I close with his words, not mine, because his do justice to his talent and his love for the greatest game ever created:
“Baseball is the President tossing out the first ball of the season and a scrubby schoolboy playing catch with his dad on a Mississippi farm. A tall, thin old man waving a scorecard from the corner of his dugout. That’s baseball. And so is the big, fat guy with a bulbous nose running home one of his (Babe Ruth’s) 714 home runs.
“There’s a man in Mobile who remembers that Honus Wagner hit a triple in Pittsburgh 46 years ago. That’s baseball. So is the scout reporting that a sixteen year old pitcher in Cheyenne is a coming Walter Johnson. Baseball is a spirited race of man against man, reflex against reflex. A game of inches. Every skill is measured. Every heroic, every failing is seen and cheered, or booed. And then becomes a statistic.
“In baseball, democracy shines its clearest. The only race that matters is the race to the bag. The creed is the rulebook. Color merely something to distinguish one team’s uniform from another.
“Baseball is a rookie. His experience no bigger than the lump in his throat as he begins fulfillment of his dream. It’s a veteran too, a tired old man of thirty-five hoping that those aching muscles can pull him through another sweltering August and September. Nicknames are baseball, names like Zeke and Pie and Kiki and Home Run and Cracker and Dizzy and Daffy.

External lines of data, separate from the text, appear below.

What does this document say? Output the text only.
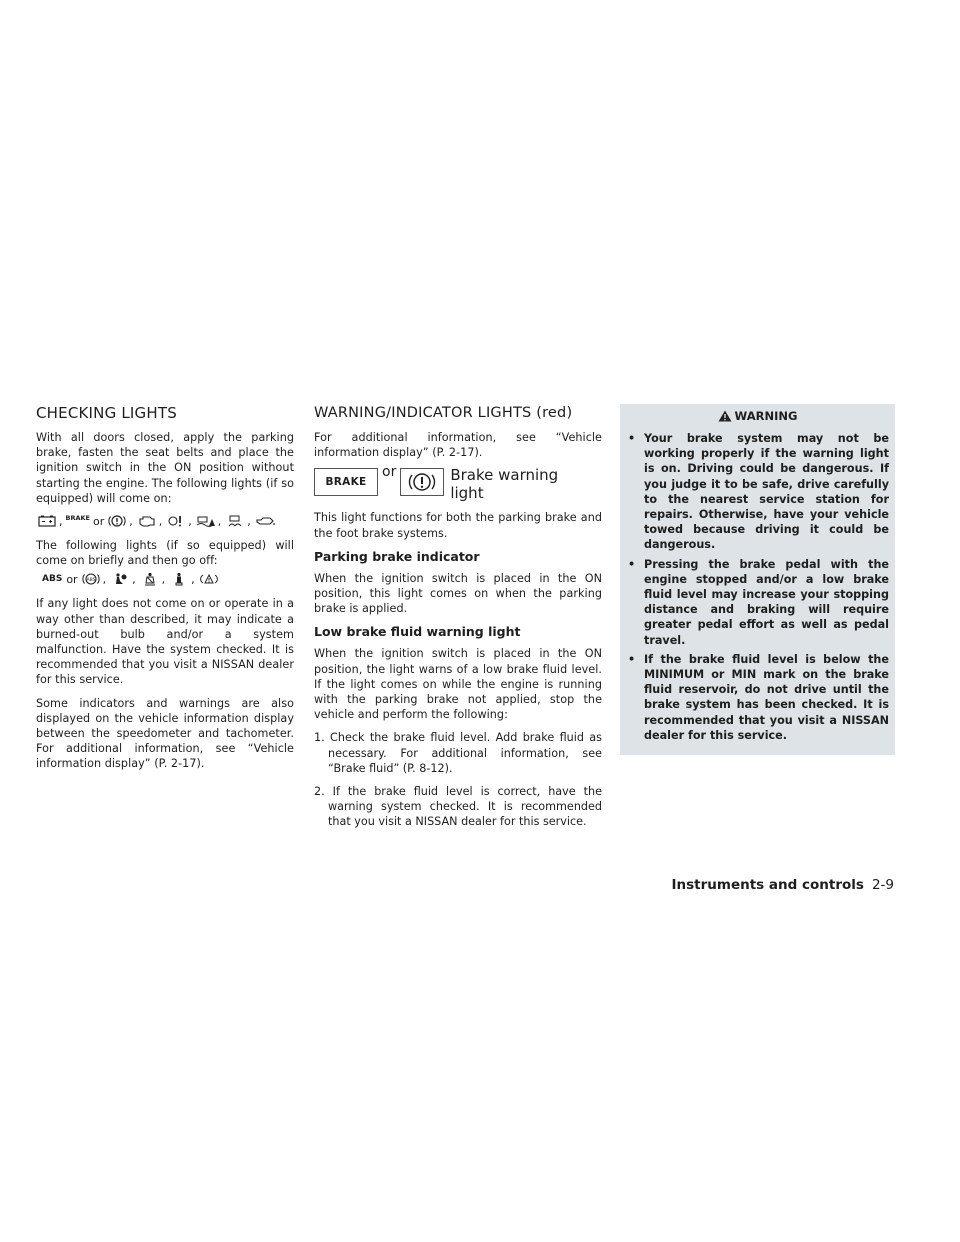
CHECKING LIGHTS

With all doors closed, apply the parking brake, fasten the seat belts and place the ignition switch in the ON position without starting the engine. The following lights (if so equipped) will come on:

, BRAKE or , , , , ,

The following lights (if so equipped) will come on briefly and then go off:

ABS or ABS , , , ,

If any light does not come on or operate in a way other than described, it may indicate a burned-out bulb and/or a system malfunction. Have the system checked. It is recommended that you visit a NISSAN dealer for this service.

Some indicators and warnings are also displayed on the vehicle information display between the speedometer and tachometer. For additional information, see “Vehicle information display” (P. 2-17).

WARNING/INDICATOR LIGHTS (red)

For additional information, see “Vehicle information display” (P. 2-17).

BRAKE
or	Brake warning light

This light functions for both the parking brake and the foot brake systems.

Parking brake indicator

When the ignition switch is placed in the ON position, this light comes on when the parking brake is applied.

Low brake fluid warning light

When the ignition switch is placed in the ON position, the light warns of a low brake fluid level. If the light comes on while the engine is running with the parking brake not applied, stop the vehicle and perform the following:

1. Check the brake fluid level. Add brake fluid as necessary. For additional information, see “Brake fluid” (P. 8-12).
2. If the brake fluid level is correct, have the warning system checked. It is recommended that you visit a NISSAN dealer for this service.
WARNING
• Your brake system may not be working properly if the warning light is on. Driving could be dangerous. If you judge it to be safe, drive carefully to the nearest service station for repairs. Otherwise, have your vehicle towed because driving it could be dangerous.
• Pressing the brake pedal with the engine stopped and/or a low brake fluid level may increase your stopping distance and braking will require greater pedal effort as well as pedal travel.
• If the brake fluid level is below the MINIMUM or MIN mark on the brake fluid reservoir, do not drive until the brake system has been checked. It is recommended that you visit a NISSAN dealer for this service.
Instruments and controls 2-9
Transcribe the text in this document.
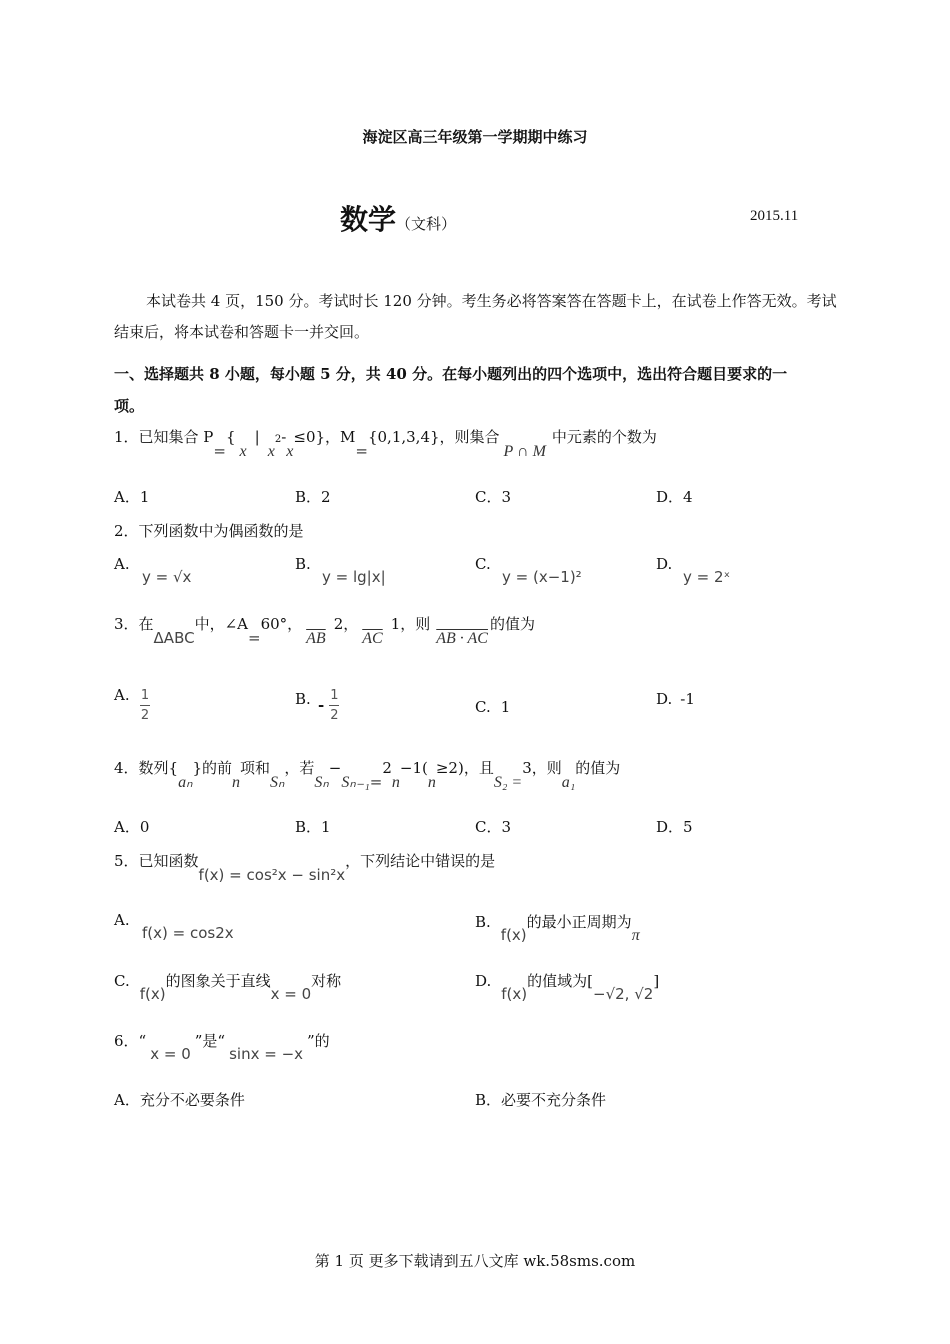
海淀区高三年级第一学期期中练习
数学（文科）	2015.11
本试卷共 4 页，150 分。考试时长 120 分钟。考生务必将答案答在答题卡上，在试卷上作答无效。考试结束后，将本试卷和答题卡一并交回。
一、选择题共 8 小题，每小题 5 分，共 40 分。在每小题列出的四个选项中，选出符合题目要求的一项。
1．已知集合 $P=\{x|x^2-x\le 0\}$，M={0,1,3,4}，则集合P ∩ M中元素的个数为
A．1	B．2	C．3	D．4
2．下列函数中为偶函数的是
A.
y = √x
B.
y = lg|x|
C.
y = (x−1)²
D.
y = 2ˣ
3．在ΔABC中，∠A=60°，$\overline{AB}2$，$\overline{AC}1$，则AB · AC的值为
A. $\frac{1}{2}$	B. - $\frac{1}{2}$	C. 1	D. -1
4．数列{aₙ}的前n项和Sₙ，若Sₙ−Sₙ₋₁=2n−1(n≥2)，且S₂ =3，则a₁的值为
A．0	B．1	C．3	D．5
5．已知函数f(x) = cos²x − sin²x，下列结论中错误的是
A.
f(x) = cos2x
B.f(x)的最小正周期为π
C.f(x)的图象关于直线x = 0对称	D.f(x)的值域为[−√2, √2]
6．“x = 0”是“sinx = −x”的
A．充分不必要条件	B．必要不充分条件
第 1 页 更多下载请到五八文库 wk.58sms.com
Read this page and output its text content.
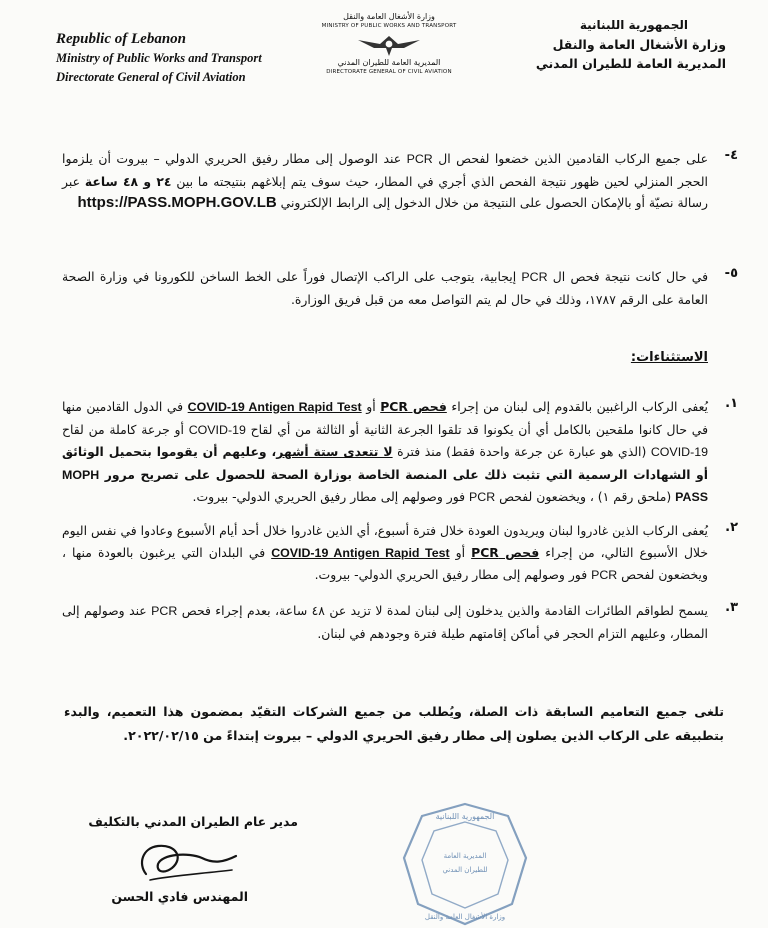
Republic of Lebanon
Ministry of Public Works and Transport
Directorate General of Civil Aviation
وزارة الأشغال العامة والنقل
MINISTRY OF PUBLIC WORKS AND TRANSPORT
المديرية العامة للطيران المدني
DIRECTORATE GENERAL OF CIVIL AVIATION
الجمهورية اللبنانية
وزارة الأشغال العامة والنقل
المديرية العامة للطيران المدني
-٤
على جميع الركاب القادمين الذين خضعوا لفحص ال PCR عند الوصول إلى مطار رفيق الحريري الدولي – بيروت أن يلزموا الحجر المنزلي لحين ظهور نتيجة الفحص الذي أجري في المطار، حيث سوف يتم إبلاغهم بنتيجته ما بين ٢٤ و ٤٨ ساعة عبر رسالة نصيّة أو بالإمكان الحصول على النتيجة من خلال الدخول إلى الرابط الإلكتروني https://PASS.MOPH.GOV.LB
-٥
في حال كانت نتيجة فحص ال PCR إيجابية، يتوجب على الراكب الإتصال فوراً على الخط الساخن للكورونا في وزارة الصحة العامة على الرقم ١٧٨٧، وذلك في حال لم يتم التواصل معه من قبل فريق الوزارة.
الاستثناءات:
.١
يُعفى الركاب الراغبين بالقدوم إلى لبنان من إجراء فحص PCR أو COVID-19 Antigen Rapid Test في الدول القادمين منها في حال كانوا ملقحين بالكامل أي أن يكونوا قد تلقوا الجرعة الثانية أو الثالثة من أي لقاح COVID-19 أو جرعة كاملة من لقاح COVID-19 (الذي هو عبارة عن جرعة واحدة فقط) منذ فترة لا تتعدى ستة أشهر، وعليهم أن يقوموا بتحميل الوثائق أو الشهادات الرسمية التي تثبت ذلك على المنصة الخاصة بوزارة الصحة للحصول على تصريح مرور MOPH PASS (ملحق رقم ١) ، ويخضعون لفحص PCR فور وصولهم إلى مطار رفيق الحريري الدولي- بيروت.
.٢
يُعفى الركاب الذين غادروا لبنان ويريدون العودة خلال فترة أسبوع، أي الذين غادروا خلال أحد أيام الأسبوع وعادوا في نفس اليوم خلال الأسبوع التالي، من إجراء فحص PCR أو COVID-19 Antigen Rapid Test في البلدان التي يرغبون بالعودة منها ، ويخضعون لفحص PCR فور وصولهم إلى مطار رفيق الحريري الدولي- بيروت.
.٣
يسمح لطواقم الطائرات القادمة والذين يدخلون إلى لبنان لمدة لا تزيد عن ٤٨ ساعة، بعدم إجراء فحص PCR عند وصولهم إلى المطار، وعليهم التزام الحجر في أماكن إقامتهم طيلة فترة وجودهم في لبنان.
تلغى جميع التعاميم السابقة ذات الصلة، ويُطلب من جميع الشركات التقيّد بمضمون هذا التعميم، والبدء بتطبيقه على الركاب الذين يصلون إلى مطار رفيق الحريري الدولي – بيروت إبتداءً من ٢٠٢٢/٠٢/١٥.
مدير عام الطيران المدني بالتكليف
المهندس فادي الحسن
الجمهورية اللبنانية
المديرية العامة
للطيران المدني
وزارة الأشغال العامة والنقل
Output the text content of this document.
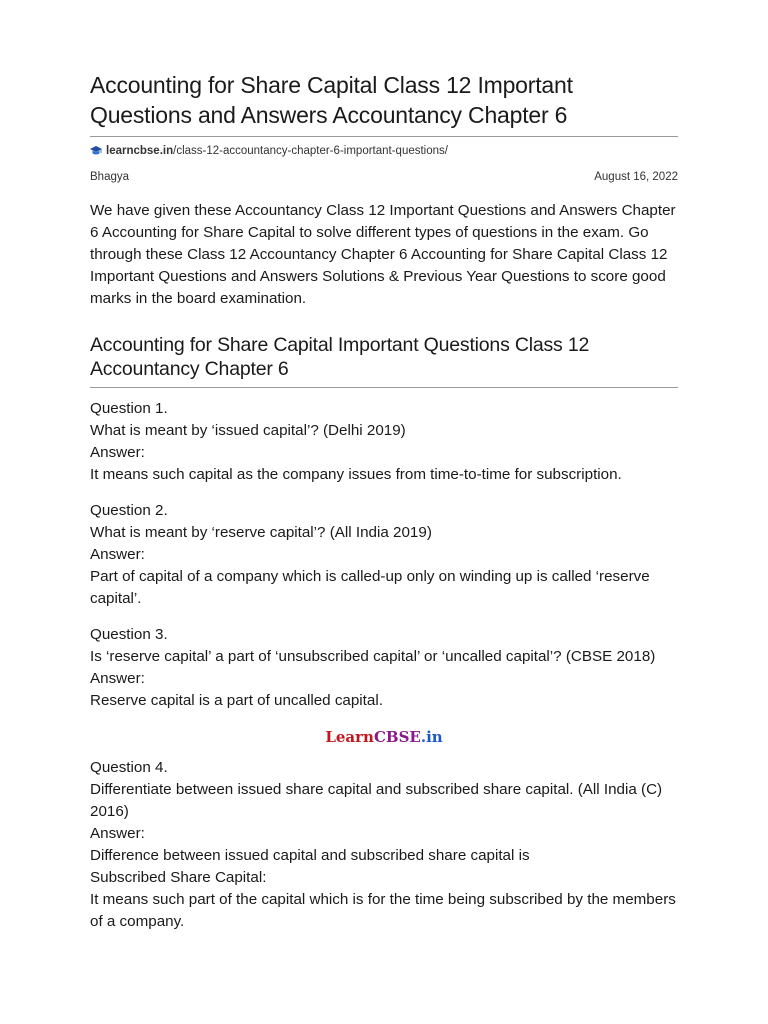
Accounting for Share Capital Class 12 Important Questions and Answers Accountancy Chapter 6
learncbse.in /class-12-accountancy-chapter-6-important-questions/
Bhagya	August 16, 2022

We have given these Accountancy Class 12 Important Questions and Answers Chapter 6 Accounting for Share Capital to solve different types of questions in the exam. Go through these Class 12 Accountancy Chapter 6 Accounting for Share Capital Class 12 Important Questions and Answers Solutions & Previous Year Questions to score good marks in the board examination.

Accounting for Share Capital Important Questions Class 12 Accountancy Chapter 6

Question 1.

What is meant by ‘issued capital’? (Delhi 2019)

Answer:

It means such capital as the company issues from time-to-time for subscription.

Question 2.

What is meant by ‘reserve capital’? (All India 2019)

Answer:

Part of capital of a company which is called-up only on winding up is called ‘reserve capital’.

Question 3.

Is ‘reserve capital’ a part of ‘unsubscribed capital’ or ‘uncalled capital’? (CBSE 2018)

Answer:

Reserve capital is a part of uncalled capital.

LearnCBSE.in

Question 4.

Differentiate between issued share capital and subscribed share capital. (All India (C) 2016)

Answer:

Difference between issued capital and subscribed share capital is

Subscribed Share Capital:

It means such part of the capital which is for the time being subscribed by the members of a company.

“Baseball is the cool, clear eyes of Rogers Hornsby. The flashing spikes of Ty Cobb, an over aged pixie named Rabbit Maranville.
“Baseball just a came as simple as a ball and bat. Yet, as complex as the American spirit it symbolizes. A sport, a business and sometimes almost even a religion.
“Why the fairy tale of Willie Mays making a brilliant World Series catch. And then dashing off to play stick ball in the street with his teenage pals. That’s baseball. So is the husky voice of a doomed Lou Gehrig saying, “I consider myself the luckiest man on the face of this earth.”
“Baseball is cigar smoke, hot roasted peanuts, The Sporting News, ladies day, “Down in Front,” “Take Me Out to the Ball Game” and the “Star Spangled Banner.”
“Baseball is a tongue-tied kid from Georgia growing up to be an announcer and praising the Lord for showing him the way to Cooperstown. This is a game for America. Still a game for America, this baseball!”
God rest this gentle man’s soul; his like will not pass this way again anytime soon.